Les trois grands systèmes de pensée en Chine
 

On ne retrouve en Chine ni cette opposition du divin et de l’humain, de l’homme et de la nature, si caractéristique de notre Occident depuis les Grecs, ni cette vision du monde comme création née du rite et entretenue par lui, et cette indifférence à la temporalité qui sont propres à l’univers mental de l’Inde. Tout au contraire de l’Inde, les Chinois gardent un étonnant sens pratique et jugent de la valeur des religions à leur efficacité.

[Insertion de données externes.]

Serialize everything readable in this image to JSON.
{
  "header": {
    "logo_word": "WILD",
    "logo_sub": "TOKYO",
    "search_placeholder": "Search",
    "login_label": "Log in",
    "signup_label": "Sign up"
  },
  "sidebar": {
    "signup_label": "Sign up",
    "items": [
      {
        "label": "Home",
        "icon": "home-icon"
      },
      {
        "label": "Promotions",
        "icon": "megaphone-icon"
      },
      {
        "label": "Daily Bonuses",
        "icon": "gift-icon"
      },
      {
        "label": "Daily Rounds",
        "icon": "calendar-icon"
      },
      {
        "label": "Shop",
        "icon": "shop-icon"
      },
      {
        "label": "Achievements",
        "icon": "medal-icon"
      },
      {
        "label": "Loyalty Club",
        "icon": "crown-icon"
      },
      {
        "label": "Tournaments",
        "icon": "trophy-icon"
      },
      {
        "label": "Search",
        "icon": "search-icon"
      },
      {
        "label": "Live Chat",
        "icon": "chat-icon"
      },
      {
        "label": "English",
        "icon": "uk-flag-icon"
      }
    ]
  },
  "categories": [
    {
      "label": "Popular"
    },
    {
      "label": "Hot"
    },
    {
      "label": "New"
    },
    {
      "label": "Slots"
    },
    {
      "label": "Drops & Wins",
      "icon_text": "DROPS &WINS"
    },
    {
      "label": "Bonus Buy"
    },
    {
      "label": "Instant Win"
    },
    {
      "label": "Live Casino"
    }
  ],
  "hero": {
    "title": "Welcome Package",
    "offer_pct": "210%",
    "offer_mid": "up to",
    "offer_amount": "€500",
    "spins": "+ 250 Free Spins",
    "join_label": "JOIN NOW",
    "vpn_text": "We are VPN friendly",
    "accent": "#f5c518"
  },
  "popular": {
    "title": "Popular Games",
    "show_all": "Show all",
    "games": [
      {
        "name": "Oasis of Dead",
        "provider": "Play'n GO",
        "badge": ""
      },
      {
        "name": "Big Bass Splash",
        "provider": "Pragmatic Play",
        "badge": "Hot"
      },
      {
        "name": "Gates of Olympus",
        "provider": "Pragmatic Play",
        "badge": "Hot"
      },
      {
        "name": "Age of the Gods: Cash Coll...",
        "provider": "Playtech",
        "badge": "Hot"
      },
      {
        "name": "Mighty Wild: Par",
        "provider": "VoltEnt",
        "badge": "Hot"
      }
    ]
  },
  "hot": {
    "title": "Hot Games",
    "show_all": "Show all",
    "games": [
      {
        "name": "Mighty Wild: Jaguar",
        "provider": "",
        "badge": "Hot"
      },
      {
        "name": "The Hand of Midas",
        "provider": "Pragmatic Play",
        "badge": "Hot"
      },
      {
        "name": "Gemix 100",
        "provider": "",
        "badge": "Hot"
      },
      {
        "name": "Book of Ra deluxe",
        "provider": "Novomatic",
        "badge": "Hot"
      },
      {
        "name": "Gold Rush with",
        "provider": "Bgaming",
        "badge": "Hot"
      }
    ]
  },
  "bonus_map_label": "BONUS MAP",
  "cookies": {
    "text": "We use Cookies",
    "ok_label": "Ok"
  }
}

Jacques Gernet, Le Monde chinois, p. 34

La civilisation chinoise est traversée par trois grands courants spirituels : le confucianisme, le taoïsme et le bouddhisme. D’abord transmises oralement, ces trois doctrines reposent sur tout un ensemble de textes canoniques, connus sous le nom de jing, mot qui désigne les fils de la chaîne sur le métier à tisser : ainsi, le Daodejing, ou Classique de la voie et de la vertu, est le texte fondateur du taoïsme, et le Yijing, ou Livre des Mutations, est l’un des "Classiques" confucéens. Le terme de sûtra, qui désigne les discours de Bouddha, signifie lui aussi en sanscrit les fils du métier à tisser. Ces textes canoniques sont le fondement de la doctrine des trois grandes philosophies. Loin d’être fermées les unes aux autres, ces trois approches se sont naturellement mélangées pour féconder le domaine de la pensée chinoise, tout comme celui de l’écriture.